Michael Freeden, ein wichtiger Vertreter des neuen ideology-Ansatzes, ist der Auffassung, dass Begriffe kein inhaltliches ›Herzstück‹ haben, sondern ihre Bedeutung prinzipiell undeterminiert ist. Sie sollten als soziale Konstrukte verstanden werden, deren Bedeutung sich aus ihrer Verwendung ergebe. Demzufolge könne sich der Modus der decontestation von Begriffen, also die Bestimmung eines spezifischen Verständnisses, nur auf ihre Verwendungstradition beziehen, und zwar sowohl aus diachroner als auch aus synchroner Perspektive. Es zeigt sich laut Freeden, dass sich mit der Zeit bestimmte unauslöschbare Bedeutungsaspekte (ineliminable features) eines Begriffs herausbilden. Doch auch diese ›unauslöschbaren‹ Aspekte sind im Endeffekt nur arbiträr. Sie haben sich schlicht im Verlauf des kulturellen Gebrauchs als widerständig oder ausreichend anpassungsfähig gegenüber Veränderungen der Umstände erwiesen, damit aber nicht einen Status logischer Definitionszugehörigkeit erlangt. Diese Aspekte stellen also lediglich eine Art minimale, aber hinreichende Grundmenge von Begriffselementen dar.

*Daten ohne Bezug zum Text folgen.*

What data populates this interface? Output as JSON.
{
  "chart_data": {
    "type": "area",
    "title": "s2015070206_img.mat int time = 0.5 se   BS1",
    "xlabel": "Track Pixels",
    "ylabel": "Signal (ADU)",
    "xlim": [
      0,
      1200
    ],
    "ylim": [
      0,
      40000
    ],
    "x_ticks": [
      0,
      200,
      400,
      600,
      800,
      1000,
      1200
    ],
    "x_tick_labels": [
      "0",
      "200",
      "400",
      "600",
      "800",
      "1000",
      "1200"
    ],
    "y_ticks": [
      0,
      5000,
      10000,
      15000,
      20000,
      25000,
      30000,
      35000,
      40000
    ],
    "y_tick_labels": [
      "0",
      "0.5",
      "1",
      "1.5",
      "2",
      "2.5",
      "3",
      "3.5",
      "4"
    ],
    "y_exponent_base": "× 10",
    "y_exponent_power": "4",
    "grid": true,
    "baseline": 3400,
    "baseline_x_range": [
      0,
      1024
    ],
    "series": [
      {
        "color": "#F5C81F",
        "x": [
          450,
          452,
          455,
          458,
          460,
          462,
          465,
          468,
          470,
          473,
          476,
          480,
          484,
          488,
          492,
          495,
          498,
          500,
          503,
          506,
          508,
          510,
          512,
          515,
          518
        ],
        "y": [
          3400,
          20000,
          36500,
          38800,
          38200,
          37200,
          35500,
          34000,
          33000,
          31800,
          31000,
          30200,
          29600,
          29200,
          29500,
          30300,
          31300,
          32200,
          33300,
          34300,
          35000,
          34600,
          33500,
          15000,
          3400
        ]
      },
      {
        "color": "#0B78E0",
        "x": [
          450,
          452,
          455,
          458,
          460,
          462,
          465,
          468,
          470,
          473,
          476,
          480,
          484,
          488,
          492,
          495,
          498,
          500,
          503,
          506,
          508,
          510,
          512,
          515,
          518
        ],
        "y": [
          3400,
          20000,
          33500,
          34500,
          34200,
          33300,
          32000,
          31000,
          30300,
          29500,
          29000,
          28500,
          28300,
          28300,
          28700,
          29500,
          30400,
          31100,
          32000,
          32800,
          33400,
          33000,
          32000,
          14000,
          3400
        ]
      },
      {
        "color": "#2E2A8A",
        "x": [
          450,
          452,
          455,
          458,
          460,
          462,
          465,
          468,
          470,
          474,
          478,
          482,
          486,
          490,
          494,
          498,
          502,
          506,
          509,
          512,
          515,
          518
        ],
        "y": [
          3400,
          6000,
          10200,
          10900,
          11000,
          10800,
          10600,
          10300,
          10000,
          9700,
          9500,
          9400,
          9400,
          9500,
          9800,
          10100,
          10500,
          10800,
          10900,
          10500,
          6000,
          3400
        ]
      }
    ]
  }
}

Anhand des Beispiels ›Freiheit‹ (›liberty‹) illustriert Freeden seinen Gedanken. Fehlende Beschränkung (non-constraint) ist ihm zufolge ein unauslöschbares, kulturell geprägtes und immer wiederkehrendes Element des Begriffs. Zugleich aber betont er die kontingente Faktizität dieser Bestimmung:

'It is simply a fact that human beings have organized the concept of liberty in such a way as to make the ineliminable and identifying component indispensable to it; though we may still wish to insist that other aspects of liberty, say, self-development or autonomy, are more central or core elements in terms of their importance for human and social life.'
Auch wenn es also weitere Aspekte gibt, die für die Beschreibung des Be-griffs der Freiheit von (möglicherweise größerer) Bedeutung erscheinen, wird die Deutung von Freiheit als Form fehlender Beschränkung empirisch immer wieder bestätigt. Zugleich aber lässt sich Freiheit aufgrund der eben¬falls vorhandenen, weiteren Deutungselemente nicht allein darauf reduzieren.
Die entscheidende Funktion der unauslöschbaren Elemente ist demzufolge nicht die Definition, sondern die Distinktion verschiedener umkämpfter Begriffe. Bildlich gesprochen ermöglicht die Konzentration auf die jeweiligen ineliminable features, Markierungen auf einer begrifflichen Landkarte zu setzen und so zu verdeutlichen, welcher Bedeutungsgehalt den verschiedenen umkämpften Begriffen zuzuordnen ist. So kann mithilfe dieser Aspekte eine sehr minimale Skizze einer begrifflichen Welt (etwa jener der politischen Theorie) erstellt werden. Um eine vollständigere Karte zu erhalten, müssten weitere Bedeutungslücken gefüllt werden.
Freeden stellt weiter die These auf, dass es für jedes Konzept allgemeine und spezifische Fragen gibt, die beantwortet werden müssen. Erstere verweisen auf notwendig zu bestimmende Bedeutungskategorien dieser Konzepte, letztere auf zusätzliche, konzeptspezifische Kategorien. So sind etwa für alle politischen Begriffe allgemeine Fragen wie die nach den anthropologischen Grundannahmen, moralischen Überzeugungen und so weiter fundamental. Konzeptspezifische Kategorien ergeben sich aus den Begriffen und ihren Verwendungen. In Bezug auf Freiheit sind etwa Fragen nach dem Subjekt der Freiheit oder den Beschränkungen der Freiheit zentral. Freedens Anspruch ist also nicht, eine substantielle Vorgabe in Bezug auf die Inhalte der jeweiligen Kategorien zu machen, sondern vielmehr den strukturellen oder kategorialen Rahmen der möglichen Bedeutungen eines Begriffs aufzuzeigen.